Centrais sindicais, sindicatos e movimentos sociais organizaram atos, panfletagens e atividades públicas para ampliar a pressão sobre senadores e fortalecer essa reivindicação nacional.
As mobilizações ocorreram justamente durante a retomada das atividades do Congresso Nacional, estratégia adotada pelas entidades para cobrar avanço da proposta dentro do Senado Federal.
Durante as atividades, dirigentes dialogaram diretamente com trabalhadores, distribuíram materiais informativos e defenderam mais qualidade de vida, saúde, convivência familiar, lazer e formação profissional.
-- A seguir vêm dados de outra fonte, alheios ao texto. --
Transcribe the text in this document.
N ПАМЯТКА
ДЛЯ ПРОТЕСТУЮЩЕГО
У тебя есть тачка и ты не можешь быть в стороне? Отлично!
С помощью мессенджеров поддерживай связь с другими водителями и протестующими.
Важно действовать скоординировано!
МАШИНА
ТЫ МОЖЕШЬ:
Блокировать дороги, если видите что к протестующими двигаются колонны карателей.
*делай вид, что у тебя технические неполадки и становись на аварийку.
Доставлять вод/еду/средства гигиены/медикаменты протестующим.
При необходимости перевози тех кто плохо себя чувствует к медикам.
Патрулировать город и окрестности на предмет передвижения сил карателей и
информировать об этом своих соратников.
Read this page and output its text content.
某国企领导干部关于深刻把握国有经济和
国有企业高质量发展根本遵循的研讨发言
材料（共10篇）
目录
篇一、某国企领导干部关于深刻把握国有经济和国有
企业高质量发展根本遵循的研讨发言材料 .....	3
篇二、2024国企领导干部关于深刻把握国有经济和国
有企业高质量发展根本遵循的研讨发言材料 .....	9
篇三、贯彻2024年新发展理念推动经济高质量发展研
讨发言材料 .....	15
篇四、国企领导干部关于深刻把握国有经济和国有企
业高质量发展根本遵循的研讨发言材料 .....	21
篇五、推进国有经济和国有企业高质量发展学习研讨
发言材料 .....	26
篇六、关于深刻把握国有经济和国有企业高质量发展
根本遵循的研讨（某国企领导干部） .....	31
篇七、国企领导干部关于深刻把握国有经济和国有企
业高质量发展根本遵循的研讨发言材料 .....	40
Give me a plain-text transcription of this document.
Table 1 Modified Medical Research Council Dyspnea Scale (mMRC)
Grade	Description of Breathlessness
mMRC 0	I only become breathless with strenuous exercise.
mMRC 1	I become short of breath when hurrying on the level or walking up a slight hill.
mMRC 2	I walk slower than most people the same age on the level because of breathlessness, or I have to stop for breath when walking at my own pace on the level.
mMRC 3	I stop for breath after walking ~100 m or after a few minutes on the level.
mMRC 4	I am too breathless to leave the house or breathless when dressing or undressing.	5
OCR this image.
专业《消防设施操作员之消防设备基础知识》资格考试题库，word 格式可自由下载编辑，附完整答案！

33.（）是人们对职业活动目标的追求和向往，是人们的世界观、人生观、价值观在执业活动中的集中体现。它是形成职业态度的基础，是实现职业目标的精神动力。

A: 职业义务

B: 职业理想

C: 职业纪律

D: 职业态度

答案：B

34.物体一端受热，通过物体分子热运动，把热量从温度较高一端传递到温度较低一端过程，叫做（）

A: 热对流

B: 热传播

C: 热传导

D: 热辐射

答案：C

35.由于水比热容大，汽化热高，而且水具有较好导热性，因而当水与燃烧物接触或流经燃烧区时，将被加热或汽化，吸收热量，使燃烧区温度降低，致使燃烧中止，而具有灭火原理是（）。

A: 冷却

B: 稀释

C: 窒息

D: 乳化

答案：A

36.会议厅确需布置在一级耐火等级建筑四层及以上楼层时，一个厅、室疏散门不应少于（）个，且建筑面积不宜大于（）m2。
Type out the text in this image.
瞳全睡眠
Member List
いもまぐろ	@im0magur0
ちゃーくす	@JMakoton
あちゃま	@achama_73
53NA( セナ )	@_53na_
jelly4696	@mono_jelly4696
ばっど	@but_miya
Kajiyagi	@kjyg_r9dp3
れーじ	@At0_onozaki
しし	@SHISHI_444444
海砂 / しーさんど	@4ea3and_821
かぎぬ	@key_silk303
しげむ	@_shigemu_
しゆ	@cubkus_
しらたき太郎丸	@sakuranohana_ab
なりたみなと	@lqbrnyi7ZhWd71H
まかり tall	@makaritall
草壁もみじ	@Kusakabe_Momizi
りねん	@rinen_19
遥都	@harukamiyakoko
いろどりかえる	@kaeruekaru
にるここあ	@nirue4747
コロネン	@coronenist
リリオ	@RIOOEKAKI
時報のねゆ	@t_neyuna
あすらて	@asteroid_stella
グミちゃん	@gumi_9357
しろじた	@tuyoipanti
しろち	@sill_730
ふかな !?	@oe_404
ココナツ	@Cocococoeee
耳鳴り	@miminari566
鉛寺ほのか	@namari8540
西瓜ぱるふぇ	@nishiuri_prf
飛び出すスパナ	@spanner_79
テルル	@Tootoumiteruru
No Pará, registros divulgados pela Força Sindical mostram trabalhadores e dirigentes participando das ações estaduais, reforçando nacionalmente a mobilização construída pelas centrais sindicais brasileiras.
Da mesma forma, Pernambuco registrou participação na jornada nacional, com imagens reunidas pela Força Sindical mostrando a presença da mobilização no estado durante segunda-feira.
Em Recife, lideranças sindicais, parlamentares e movimentos sociais participaram do ato público, fortalecendo a cobrança pela redução da jornada e pelo encerramento da escala 6x1.
Já em Brasília, trabalhadores realizaram manifestação no Setor Bancário Norte, enquanto dirigentes defenderam que senadores avancem rapidamente na análise da reivindicação apresentada pelas centrais.
Em Porto Alegre, participantes iniciaram a mobilização na Rodoviária e caminharam até o Palácio do Comércio, levando reivindicações trabalhistas diretamente às ruas da capital gaúcha.
Enquanto isso, Teresina recebeu ato público diante da Federação das Indústrias do Estado do Piauí, reunindo sindicalistas na defesa da mudança da jornada semanal brasileira.
São Paulo também recebeu atividades no Largo da Concórdia, no Brás, enquanto outras mobilizações aconteceram em Mauá e Diadema, ampliando a participação dos trabalhadores paulistas.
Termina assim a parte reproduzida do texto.